Architecture
Understanding ActiCrawl's architecture helps you make the most of our platform and optimize your web scraping workflows.
System Overview
ActiCrawl is built on a distributed, cloud-native architecture designed for reliability, scalability, and performance.

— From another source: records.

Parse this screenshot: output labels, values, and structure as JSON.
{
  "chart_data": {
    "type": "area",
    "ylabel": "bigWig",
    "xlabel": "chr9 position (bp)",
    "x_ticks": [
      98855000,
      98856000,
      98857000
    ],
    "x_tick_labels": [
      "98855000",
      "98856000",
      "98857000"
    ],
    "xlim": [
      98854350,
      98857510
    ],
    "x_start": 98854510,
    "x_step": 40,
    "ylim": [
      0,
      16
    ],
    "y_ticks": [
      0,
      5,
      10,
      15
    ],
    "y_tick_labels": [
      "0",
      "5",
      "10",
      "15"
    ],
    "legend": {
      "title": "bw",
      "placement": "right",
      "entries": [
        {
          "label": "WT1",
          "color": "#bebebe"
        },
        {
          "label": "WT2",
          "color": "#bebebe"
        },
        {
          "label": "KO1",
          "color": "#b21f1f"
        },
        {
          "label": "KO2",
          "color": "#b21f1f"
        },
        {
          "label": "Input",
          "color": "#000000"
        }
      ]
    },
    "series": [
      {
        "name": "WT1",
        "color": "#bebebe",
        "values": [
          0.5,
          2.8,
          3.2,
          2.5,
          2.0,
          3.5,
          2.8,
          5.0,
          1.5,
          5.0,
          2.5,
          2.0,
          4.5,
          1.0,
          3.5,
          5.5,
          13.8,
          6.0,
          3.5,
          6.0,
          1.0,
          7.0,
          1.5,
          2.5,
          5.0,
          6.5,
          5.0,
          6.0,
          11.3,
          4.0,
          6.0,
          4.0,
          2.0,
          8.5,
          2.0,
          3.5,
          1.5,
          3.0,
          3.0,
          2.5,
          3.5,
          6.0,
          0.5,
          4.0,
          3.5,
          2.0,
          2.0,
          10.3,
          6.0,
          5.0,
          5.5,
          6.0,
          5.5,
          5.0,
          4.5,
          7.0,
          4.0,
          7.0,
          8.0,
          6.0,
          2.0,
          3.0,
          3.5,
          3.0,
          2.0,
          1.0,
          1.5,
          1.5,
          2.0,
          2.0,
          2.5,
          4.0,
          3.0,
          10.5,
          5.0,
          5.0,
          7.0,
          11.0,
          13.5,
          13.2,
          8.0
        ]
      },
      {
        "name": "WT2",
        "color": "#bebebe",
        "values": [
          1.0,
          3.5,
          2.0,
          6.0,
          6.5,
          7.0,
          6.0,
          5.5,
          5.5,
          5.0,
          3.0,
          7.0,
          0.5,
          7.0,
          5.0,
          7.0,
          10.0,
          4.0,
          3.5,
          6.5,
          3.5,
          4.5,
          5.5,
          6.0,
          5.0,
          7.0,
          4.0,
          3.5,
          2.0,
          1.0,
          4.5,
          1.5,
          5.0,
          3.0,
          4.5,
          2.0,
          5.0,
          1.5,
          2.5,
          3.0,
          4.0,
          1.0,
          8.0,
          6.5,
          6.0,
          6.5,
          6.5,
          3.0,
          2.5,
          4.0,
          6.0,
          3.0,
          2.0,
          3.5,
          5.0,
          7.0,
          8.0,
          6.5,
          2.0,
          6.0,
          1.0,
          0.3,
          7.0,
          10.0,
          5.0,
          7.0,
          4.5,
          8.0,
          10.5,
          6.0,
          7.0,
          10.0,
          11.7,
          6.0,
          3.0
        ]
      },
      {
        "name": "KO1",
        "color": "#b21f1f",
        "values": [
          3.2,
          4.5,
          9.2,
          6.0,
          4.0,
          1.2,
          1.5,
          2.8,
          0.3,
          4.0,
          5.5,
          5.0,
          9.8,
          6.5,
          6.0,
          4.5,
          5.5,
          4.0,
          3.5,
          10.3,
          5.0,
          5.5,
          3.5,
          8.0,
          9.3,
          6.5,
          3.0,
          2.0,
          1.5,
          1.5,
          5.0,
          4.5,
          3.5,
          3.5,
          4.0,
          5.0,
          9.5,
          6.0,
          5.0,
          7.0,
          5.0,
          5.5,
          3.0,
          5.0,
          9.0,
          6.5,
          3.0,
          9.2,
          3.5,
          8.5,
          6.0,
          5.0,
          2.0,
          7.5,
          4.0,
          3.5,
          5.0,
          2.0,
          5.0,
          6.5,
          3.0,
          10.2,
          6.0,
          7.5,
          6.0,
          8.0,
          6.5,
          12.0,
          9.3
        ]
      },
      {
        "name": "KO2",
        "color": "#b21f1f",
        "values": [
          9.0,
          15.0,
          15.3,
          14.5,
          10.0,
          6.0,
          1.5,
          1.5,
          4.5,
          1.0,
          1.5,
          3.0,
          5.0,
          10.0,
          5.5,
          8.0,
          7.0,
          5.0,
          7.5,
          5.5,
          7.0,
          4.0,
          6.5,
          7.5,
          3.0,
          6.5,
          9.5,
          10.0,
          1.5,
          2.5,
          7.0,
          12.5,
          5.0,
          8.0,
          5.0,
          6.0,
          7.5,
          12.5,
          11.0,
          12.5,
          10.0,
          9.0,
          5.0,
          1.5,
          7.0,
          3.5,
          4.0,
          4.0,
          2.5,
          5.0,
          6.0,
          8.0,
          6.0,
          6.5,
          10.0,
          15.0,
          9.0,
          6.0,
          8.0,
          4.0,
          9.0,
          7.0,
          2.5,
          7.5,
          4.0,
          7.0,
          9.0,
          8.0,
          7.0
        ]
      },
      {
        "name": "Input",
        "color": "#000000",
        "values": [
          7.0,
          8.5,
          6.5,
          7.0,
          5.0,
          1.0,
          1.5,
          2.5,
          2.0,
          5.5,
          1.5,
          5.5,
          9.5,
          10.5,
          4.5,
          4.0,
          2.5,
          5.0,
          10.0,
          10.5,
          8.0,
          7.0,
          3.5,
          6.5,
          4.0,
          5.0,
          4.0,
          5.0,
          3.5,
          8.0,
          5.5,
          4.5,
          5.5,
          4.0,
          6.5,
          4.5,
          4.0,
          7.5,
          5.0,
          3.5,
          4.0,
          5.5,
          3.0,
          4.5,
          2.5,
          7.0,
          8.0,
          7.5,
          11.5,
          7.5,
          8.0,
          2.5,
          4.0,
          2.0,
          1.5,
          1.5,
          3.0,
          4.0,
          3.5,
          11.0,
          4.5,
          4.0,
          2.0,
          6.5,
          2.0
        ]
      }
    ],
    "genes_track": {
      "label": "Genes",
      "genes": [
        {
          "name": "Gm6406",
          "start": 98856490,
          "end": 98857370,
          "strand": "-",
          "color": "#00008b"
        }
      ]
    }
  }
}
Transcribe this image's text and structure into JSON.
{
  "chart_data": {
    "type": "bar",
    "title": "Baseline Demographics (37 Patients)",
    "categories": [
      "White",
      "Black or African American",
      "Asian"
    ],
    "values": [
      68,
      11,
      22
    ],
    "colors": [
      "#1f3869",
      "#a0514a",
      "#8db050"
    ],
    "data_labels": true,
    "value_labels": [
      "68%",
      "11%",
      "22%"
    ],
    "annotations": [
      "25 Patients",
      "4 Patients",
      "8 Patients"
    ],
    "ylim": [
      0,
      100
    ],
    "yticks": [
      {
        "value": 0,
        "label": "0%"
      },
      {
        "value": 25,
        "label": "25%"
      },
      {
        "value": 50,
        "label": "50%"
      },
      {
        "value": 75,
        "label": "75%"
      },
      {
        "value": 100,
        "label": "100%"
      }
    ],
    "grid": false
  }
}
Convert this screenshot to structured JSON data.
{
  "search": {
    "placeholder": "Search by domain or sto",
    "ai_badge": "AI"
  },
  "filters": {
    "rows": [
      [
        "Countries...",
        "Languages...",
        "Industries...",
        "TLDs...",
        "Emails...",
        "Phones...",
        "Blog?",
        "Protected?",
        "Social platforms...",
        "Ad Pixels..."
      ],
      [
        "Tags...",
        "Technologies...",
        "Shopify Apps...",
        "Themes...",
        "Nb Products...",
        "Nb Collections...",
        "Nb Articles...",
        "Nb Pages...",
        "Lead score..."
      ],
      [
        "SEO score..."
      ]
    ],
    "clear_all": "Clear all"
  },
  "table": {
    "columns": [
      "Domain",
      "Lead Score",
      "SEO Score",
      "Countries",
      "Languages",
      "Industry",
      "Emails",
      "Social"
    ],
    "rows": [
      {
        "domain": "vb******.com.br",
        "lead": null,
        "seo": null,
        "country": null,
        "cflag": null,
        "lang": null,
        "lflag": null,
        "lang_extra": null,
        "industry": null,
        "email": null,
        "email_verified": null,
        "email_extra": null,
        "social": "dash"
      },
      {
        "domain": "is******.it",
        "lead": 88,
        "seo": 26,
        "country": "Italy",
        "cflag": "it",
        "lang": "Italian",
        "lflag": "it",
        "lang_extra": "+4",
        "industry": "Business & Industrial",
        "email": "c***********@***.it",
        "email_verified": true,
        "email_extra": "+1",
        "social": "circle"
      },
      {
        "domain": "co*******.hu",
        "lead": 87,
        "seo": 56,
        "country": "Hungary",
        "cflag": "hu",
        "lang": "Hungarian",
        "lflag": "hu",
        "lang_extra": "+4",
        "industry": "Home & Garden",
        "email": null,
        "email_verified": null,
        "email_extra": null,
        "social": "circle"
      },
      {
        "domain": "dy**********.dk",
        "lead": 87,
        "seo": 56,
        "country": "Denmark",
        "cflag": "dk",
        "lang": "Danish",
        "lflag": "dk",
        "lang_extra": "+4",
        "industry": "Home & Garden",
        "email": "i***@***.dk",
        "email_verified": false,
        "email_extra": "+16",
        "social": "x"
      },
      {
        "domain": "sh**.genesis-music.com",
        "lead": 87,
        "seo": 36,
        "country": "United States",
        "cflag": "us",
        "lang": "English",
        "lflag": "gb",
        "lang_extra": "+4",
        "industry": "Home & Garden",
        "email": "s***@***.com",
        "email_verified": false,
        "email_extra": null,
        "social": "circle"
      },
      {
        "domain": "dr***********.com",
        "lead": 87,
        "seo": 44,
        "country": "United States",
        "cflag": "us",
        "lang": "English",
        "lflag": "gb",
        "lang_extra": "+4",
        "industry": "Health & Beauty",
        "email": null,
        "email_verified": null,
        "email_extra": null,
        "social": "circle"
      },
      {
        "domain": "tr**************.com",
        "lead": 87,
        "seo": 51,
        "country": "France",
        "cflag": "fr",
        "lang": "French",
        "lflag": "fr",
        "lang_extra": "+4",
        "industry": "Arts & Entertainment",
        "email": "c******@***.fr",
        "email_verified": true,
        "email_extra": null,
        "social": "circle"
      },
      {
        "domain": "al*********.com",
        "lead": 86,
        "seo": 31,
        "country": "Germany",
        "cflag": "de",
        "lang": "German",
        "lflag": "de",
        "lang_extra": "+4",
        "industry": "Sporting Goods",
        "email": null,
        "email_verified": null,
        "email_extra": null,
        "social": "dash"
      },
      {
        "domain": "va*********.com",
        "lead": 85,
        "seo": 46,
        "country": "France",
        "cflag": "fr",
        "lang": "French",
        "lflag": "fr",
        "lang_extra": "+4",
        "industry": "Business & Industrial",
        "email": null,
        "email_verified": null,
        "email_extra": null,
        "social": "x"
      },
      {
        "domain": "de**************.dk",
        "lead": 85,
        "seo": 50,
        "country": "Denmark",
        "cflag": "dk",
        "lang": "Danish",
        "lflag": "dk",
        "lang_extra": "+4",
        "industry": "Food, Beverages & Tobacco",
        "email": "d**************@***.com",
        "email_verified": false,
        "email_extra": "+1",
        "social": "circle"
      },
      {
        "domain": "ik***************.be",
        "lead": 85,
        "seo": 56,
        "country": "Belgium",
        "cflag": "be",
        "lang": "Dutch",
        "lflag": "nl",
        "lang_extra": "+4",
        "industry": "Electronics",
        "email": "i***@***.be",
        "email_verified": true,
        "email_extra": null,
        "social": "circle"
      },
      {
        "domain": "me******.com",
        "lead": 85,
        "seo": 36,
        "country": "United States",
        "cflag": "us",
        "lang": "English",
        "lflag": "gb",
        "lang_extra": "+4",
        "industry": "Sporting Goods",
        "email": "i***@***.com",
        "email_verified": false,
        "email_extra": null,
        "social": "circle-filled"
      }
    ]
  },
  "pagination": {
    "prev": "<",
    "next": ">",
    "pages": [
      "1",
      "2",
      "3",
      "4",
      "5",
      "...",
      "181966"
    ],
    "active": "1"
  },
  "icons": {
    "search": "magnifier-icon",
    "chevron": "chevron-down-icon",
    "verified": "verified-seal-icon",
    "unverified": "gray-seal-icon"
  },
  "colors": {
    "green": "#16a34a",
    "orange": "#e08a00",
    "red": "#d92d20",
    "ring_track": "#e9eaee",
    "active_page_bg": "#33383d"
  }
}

┌─────────────────┐ ┌─────────────────┐ ┌─────────────────┐
│ Client Apps │────▶│ API Gateway │────▶│ Load Balancer │
└─────────────────┘ └─────────────────┘ └─────────────────┘
│
┌─────────────────────────┴─────────────────────────┐
│ │
┌───────▼────────┐ ┌────────▼───────┐
│ Authentication │ │ Rate Limiter │
│ Service │ │ Service │
└────────────────┘ └────────────────┘
│ │
└─────────────────┬─────────────────────────────────┘
│
┌────────▼────────┐
│ Task Queue │
│ (Solid Queue) │
└────────┬────────┘
│
┌─────────────────────────┴─────────────────────────┐
│ │
┌───────▼────────┐ ┌────────▼───────┐
│ Scraper Worker │ │ Scraper Worker │
│ Pool (n) │ │ Pool (n+1) │
└────────────────┘ └────────────────┘
│ │
└─────────────────┬─────────────────────────────────┘
│
┌─────────▼─────────┐
│ Data Processing │
│ Pipeline │
└─────────┬─────────┘
│
┌─────────────────┴─────────────────────┐
│ │
┌───────▼────────┐ ┌────────▼───────┐
│ Object Storage │ │ Database │
│ (S3) │ │ (PostgreSQL) │
└────────────────┘ └────────────────┘
Core Components
1. API Gateway
The entry point for all client requests. Responsibilities include:
- Request routing and load balancing
- SSL termination
- Request/response transformation
- API versioning
Technology Stack:
- NGINX for reverse proxy
- Kong for API management
- CloudFlare for DDoS protection
2. Authentication Service
Handles all authentication and authorization:
- API key validation
- JWT token management
- Permission checking
- Usage tracking
Features:
- Sub-millisecond authentication
- Distributed session management
- Role-based access control (RBAC)
3. Task Queue System
Manages asynchronous job processing:
- Job prioritization based on plan tier
- Retry logic with exponential backoff
- Dead letter queue for failed jobs
- Real-time job status updates
Technology:
- SQLite/PostgreSQL for queue management
- Solid Queue for job processing
- ActionCable for real-time updates
4. Scraper Workers
The heart of our scraping engine:
- Headless browser management (Chrome/Firefox)
- JavaScript rendering
- Cookie and session handling
- Anti-detection measures
Key Features:
- Dynamic worker scaling
- Browser fingerprint randomization
- Automatic proxy rotation
- Resource optimization
5. Data Processing Pipeline
Transforms raw scraped data:
- HTML parsing and cleaning
- Content extraction
- Format conversion (Markdown, JSON, etc.)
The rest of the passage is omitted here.